Ella arrugó los labios:
— No es tu mesa. Es mía— dijo con los dientes apretados, más por la excitación no correspondida, a que fuese regañada como una adolescente.
— Pero este apartamento lo pago yo. Compórtate y cuida las cosas— se levantó del sillón, tomó sus objetos y metiéndolos en los bolsillos, se dirigió a la puerta. Pero antes de él salir, ella alzó la voz:
— ¿Me vas a dejar así?
Romer inhaló y exhaló profundamente:
— Dina, ya deshazte de esas pantaletas. Eres una mujer asquerosa, ¿no lo ves?
Ella separó sus labios asombrada por las palabras tan despectivas de su amigo, las que no le dio chance replicar, porque aquel ya había salido del piso.
— Es solo una mancha— susurró para nadie. Sus ojos se llenaron de lágrimas y el labio inferior comenzó a temblar. — ¡Es solo una mancha! — dijo más fuerte. — ¡¡¡Es solo una mancha!!! — gritó con furia.

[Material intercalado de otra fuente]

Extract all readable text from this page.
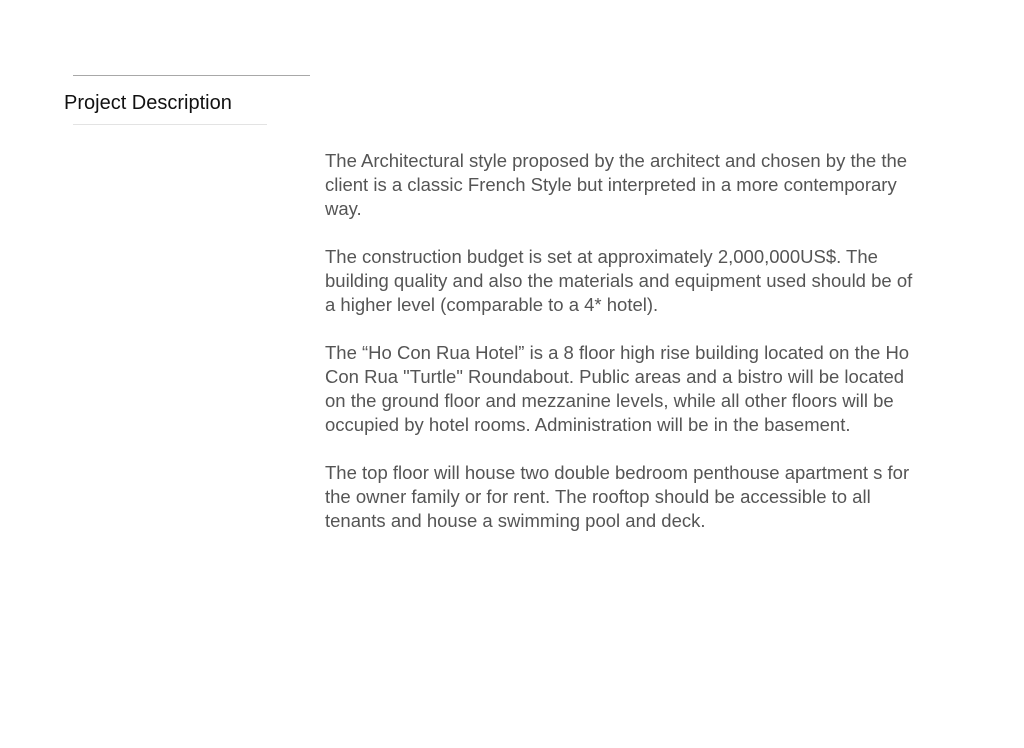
Project Description

The Architectural style proposed by the architect and chosen by the the client is a classic French Style but interpreted in a more contemporary way.

The construction budget is set at approximately 2,000,000US$. The building quality and also the materials and equipment used should be of a higher level (comparable to a 4* hotel).

The “Ho Con Rua Hotel” is a 8 floor high rise building located on the Ho Con Rua "Turtle" Roundabout. Public areas and a bistro will be located on the ground floor and mezzanine levels, while all other floors will be occupied by hotel rooms. Administration will be in the basement.

The top floor will house two double bedroom penthouse apartment s for the owner family or for rent. The rooftop should be accessible to all tenants and house a swimming pool and deck.
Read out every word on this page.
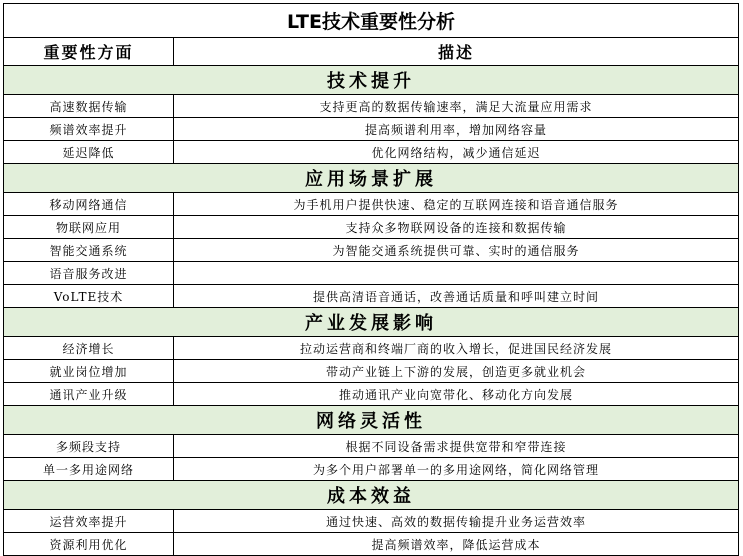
LTE技术重要性分析	
重要性方面	描述
技术提升	
高速数据传输	支持更高的数据传输速率，满足大流量应用需求
频谱效率提升	提高频谱利用率，增加网络容量
延迟降低	优化网络结构，减少通信延迟
应用场景扩展	
移动网络通信	为手机用户提供快速、稳定的互联网连接和语音通信服务
物联网应用	支持众多物联网设备的连接和数据传输
智能交通系统	为智能交通系统提供可靠、实时的通信服务
语音服务改进	
VoLTE技术	提供高清语音通话，改善通话质量和呼叫建立时间
产业发展影响	
经济增长	拉动运营商和终端厂商的收入增长，促进国民经济发展
就业岗位增加	带动产业链上下游的发展，创造更多就业机会
通讯产业升级	推动通讯产业向宽带化、移动化方向发展
网络灵活性	
多频段支持	根据不同设备需求提供宽带和窄带连接
单一多用途网络	为多个用户部署单一的多用途网络，简化网络管理
成本效益	
运营效率提升	通过快速、高效的数据传输提升业务运营效率
资源利用优化	提高频谱效率，降低运营成本
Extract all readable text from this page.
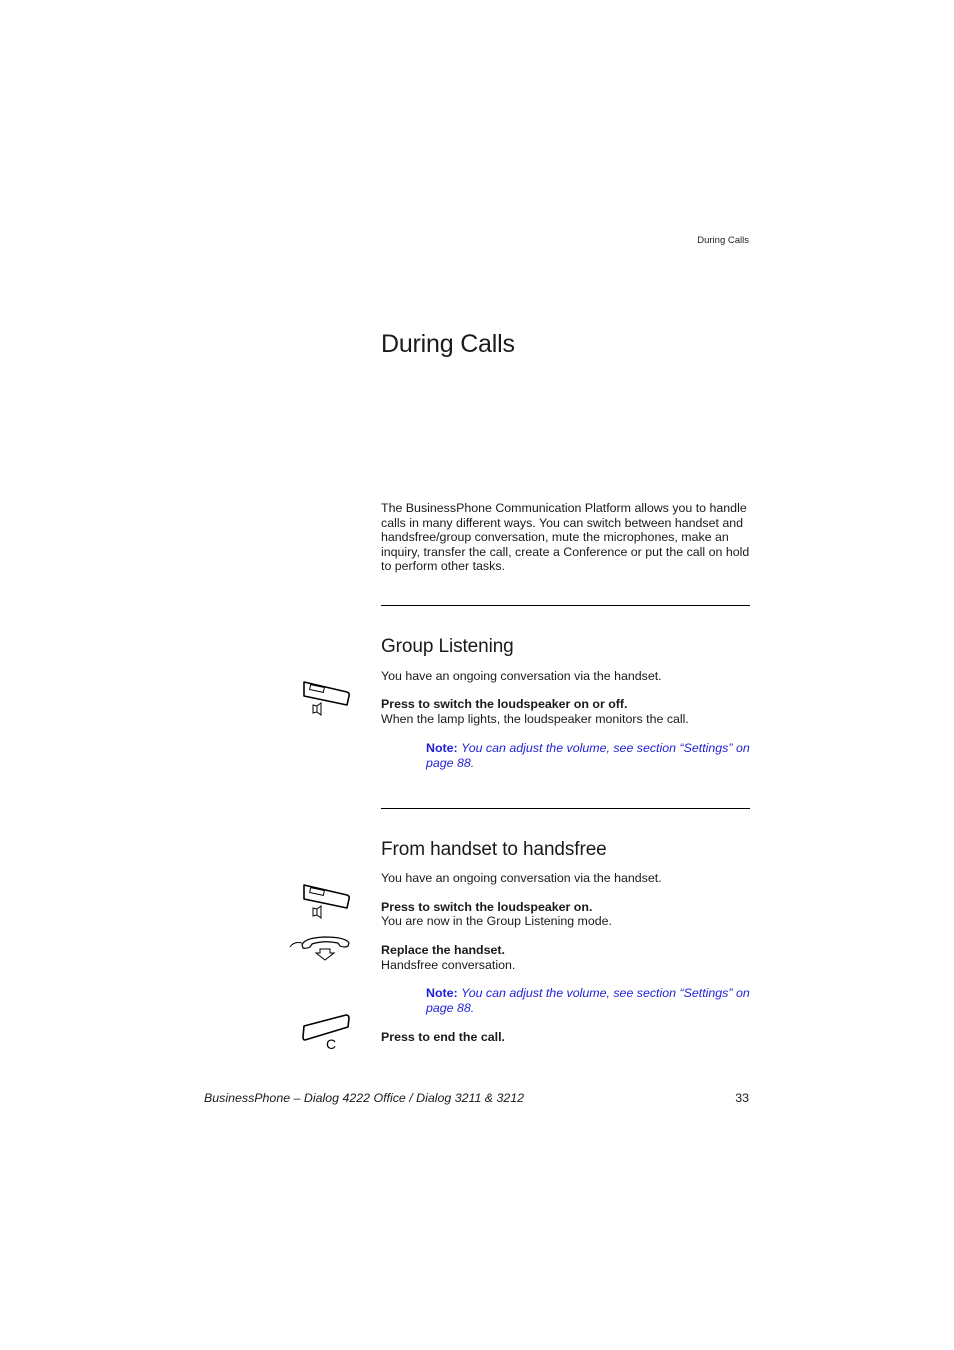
During Calls
During Calls

The BusinessPhone Communication Platform allows you to handle calls in many different ways. You can switch between handset and handsfree/group conversation, mute the microphones, make an inquiry, transfer the call, create a Conference or put the call on hold to perform other tasks.

Group Listening

You have an ongoing conversation via the handset.

Press to switch the loudspeaker on or off.

When the lamp lights, the loudspeaker monitors the call.

Note: You can adjust the volume, see section “Settings” on page 88.

From handset to handsfree

You have an ongoing conversation via the handset.

Press to switch the loudspeaker on.

You are now in the Group Listening mode.

Replace the handset.

Handsfree conversation.

Note: You can adjust the volume, see section “Settings” on page 88.

C	Press to end the call.

BusinessPhone – Dialog 4222 Office / Dialog 3211 & 3212	33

Se inclinó rápido para alcanzar la copa y lanzarla contra la puerta, rompiéndola en mil pedazos. Y tras el sonido del cristal roto, se puso a llorar sobre el mueble, enroscándose como una gata herida. Era una mancha y por una mancha fue tratada con muy poca prudencia. Lloró por el dolor que la vergüenza le causaba. Lloró recordando que aquel lugar, solo le servía de escondite tras un miedo culposo. Lloró por nimiedades y elementos de fuerza mayor. Lloraría por no tener a Romer esa noche, pero aquellas lágrimas salían más por ella misma y su repudio a la existencia. El cassette seguía sonando, y a Dina le dio gracia en medio de aquel llanto desaforado, que la canción que seguía se titulara Mr. Wrong34. ¡Qué ironía! Pensó que los errores están sobre las personas porque no son capaces de ver las señales.
Luego de calmarse, comenzó a reír levemente, porque sabía que si Aragón la tildaba de asquerosa por una odiosa mancha de sangre vieja en su ropa interior, la odiaría al conocer el montón de "manchas" que cargaba en la consciencia. Solo debía mirar más a profundidad. Entonces Dina, mientras se cubría el rostro se preguntaba, si habría alguien en el mundo que tuviese el poder de borrar esas manchas. Unas más antiguas y otras recientes. Como la que formó su persona, aquel deseo de acabar con todo por el simple hecho de haber esperado por él durante horas, de haber sido rechazada por otros. Y de encontrarse en menos de cinco minutos, nuevamente sola.
Suspiró profundo alejando las risas y las lágrimas de toda la vida. La noche ya era corta, y dormiría solo para tener que olvidar.